Wole Soyinka is an established African writer of Nigerian origin. He has produced his works in multitude of genres such as drama, novel and poetry. He was the first person to have been awarded the highest of an accolade, the 1986 Nobel Prize, for his contribution to literature.

Born on 13 July 1934 in Abeokuta, he was raised in a Yoruba family and given the name Akinwande Oluwole Soyinka at his birth. His father was an Anglican minister and a school headmaster, while his mother was a political activist and a shop owner. He grew up in a region that followed Yorùbá religious tradition and attended church services like his fellow community members. However, he relinquished his faith and embraced atheism in his later life.

Soyinka received his early education from St. Peters Primary School and Abeokuta Grammar School, where he earned huge praise and prizes for his literary work. Afterwards, he attended the elite Government College in Ibadan. Subsequently, he went on to study at University College affiliated with the University of London, in 1952. Here he studied Western History, English Literature and Greek. He briefly worked for Nigerian Broadcasting Service for a radio play. Then he moved to England and got himself enrolled at the University of Leeds. He studied English literature there and was mentored by Wilson Knight.

Pursuing post-graduation, Wole Soyinka stayed in Leeds in order to experiment with drama writing. During this period he made his debut as a dramatist with his major work Swamp Dwellers (1958). Members of London’s Royal Court Theatre appreciated his light comedy play, The Lion and the Jewel , which encouraged him to relocate to London. These plays discuss the tension and correlation of Nigerian tradition with progress. After providing his services as a play reader, eventually he landed a chance to produce The Invention at Royal Court Theatre in 1957. Moreover, he published a few poems in a Nigerian magazine Black Orpehus , including “My Next Door Neighbour” and “The Immigrant”.

Subsequently, he returned to his homeland Nigeria, as he received a Rockefeller Research Fellowship from University College in Ibadan in 1960. While studying African drama after receiving bursary, he also taught literature and drama at a number of universities. Furthermore, he produced numerous satirical literary works which include his major contribution like The Trials of Brother Jero . It focused on the dynamics of elites’ politics in Nigeria. A Dance of The Forest (1960) one of the milestones in Soyinka’s literary career, as it became the official play for Nigerian Independence Day after winning the contest. Following the success of his works, he established theater groups with a gap of few years, known as “The 1960 Masks” and “Orisun Theatre Company”.

During 1960’s, the civil war broke out in Nigeria which severely affected the infrastructure of the country. Soyinka appealed to his nation for cease-fire through his article that resulted in his arrest for about two years.
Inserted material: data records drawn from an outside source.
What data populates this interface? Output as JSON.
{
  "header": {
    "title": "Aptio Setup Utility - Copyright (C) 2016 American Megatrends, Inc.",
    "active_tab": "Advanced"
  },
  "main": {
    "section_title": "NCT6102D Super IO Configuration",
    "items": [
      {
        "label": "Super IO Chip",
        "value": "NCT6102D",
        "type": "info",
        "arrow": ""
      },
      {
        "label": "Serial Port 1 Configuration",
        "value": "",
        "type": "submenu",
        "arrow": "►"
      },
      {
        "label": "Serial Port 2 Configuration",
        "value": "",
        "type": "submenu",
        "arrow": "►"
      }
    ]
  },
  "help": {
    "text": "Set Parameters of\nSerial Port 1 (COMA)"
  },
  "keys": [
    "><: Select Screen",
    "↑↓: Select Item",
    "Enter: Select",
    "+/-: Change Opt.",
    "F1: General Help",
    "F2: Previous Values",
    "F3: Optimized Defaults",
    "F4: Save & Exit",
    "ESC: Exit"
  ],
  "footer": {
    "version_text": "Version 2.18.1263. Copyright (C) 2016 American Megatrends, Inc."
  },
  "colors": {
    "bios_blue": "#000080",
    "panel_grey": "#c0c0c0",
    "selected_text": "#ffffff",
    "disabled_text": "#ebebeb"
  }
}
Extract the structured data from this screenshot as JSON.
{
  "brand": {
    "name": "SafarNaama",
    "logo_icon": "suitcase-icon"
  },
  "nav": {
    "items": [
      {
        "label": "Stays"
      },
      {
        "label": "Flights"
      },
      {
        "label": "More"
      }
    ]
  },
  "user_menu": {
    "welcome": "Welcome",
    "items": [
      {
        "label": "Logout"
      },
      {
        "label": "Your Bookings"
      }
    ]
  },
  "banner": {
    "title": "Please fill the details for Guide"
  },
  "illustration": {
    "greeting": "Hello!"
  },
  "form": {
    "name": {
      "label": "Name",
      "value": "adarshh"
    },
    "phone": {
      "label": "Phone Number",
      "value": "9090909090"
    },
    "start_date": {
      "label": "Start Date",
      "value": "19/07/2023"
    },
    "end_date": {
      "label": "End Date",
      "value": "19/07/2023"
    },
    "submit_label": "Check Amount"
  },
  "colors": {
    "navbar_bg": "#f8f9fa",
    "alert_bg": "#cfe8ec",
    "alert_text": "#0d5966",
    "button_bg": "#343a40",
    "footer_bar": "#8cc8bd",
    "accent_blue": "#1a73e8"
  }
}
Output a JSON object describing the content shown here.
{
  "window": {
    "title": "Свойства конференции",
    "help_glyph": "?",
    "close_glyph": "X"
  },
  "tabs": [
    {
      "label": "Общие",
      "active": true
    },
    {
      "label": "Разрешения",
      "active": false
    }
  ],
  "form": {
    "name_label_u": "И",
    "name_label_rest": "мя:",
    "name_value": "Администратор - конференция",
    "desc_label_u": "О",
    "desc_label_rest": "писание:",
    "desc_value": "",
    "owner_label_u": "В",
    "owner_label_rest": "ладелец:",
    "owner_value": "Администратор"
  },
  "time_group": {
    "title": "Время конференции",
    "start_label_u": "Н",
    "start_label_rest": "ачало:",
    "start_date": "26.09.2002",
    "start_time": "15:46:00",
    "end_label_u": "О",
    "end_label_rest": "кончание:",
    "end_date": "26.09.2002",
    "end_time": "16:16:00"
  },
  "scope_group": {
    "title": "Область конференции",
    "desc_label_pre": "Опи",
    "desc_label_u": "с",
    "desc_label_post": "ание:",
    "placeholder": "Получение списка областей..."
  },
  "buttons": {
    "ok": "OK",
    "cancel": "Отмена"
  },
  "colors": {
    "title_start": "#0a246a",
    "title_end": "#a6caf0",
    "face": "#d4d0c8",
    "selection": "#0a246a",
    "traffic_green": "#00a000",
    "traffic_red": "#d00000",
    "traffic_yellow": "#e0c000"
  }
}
After his release he produced a re-imagination of Pentheus myth, The Bacchae of Euripides (1969) and a poetry collection Poems from Prison. Among others, one of the major influences on his work was an Irish writer, J.M. Synge. Moreover, he penned only two novels in his literary career. The Interpreters is considered to be a sophisticated narrative writing which is often compared to Faulkner’s and Joyce’s works. Another such complex novel, titled Season of Anomy , focused on the Greek and Yoruba mythology. Wole Soyinka won the 1993 Academy of Achievement Golden Plate Award, besides other prestigious accolades.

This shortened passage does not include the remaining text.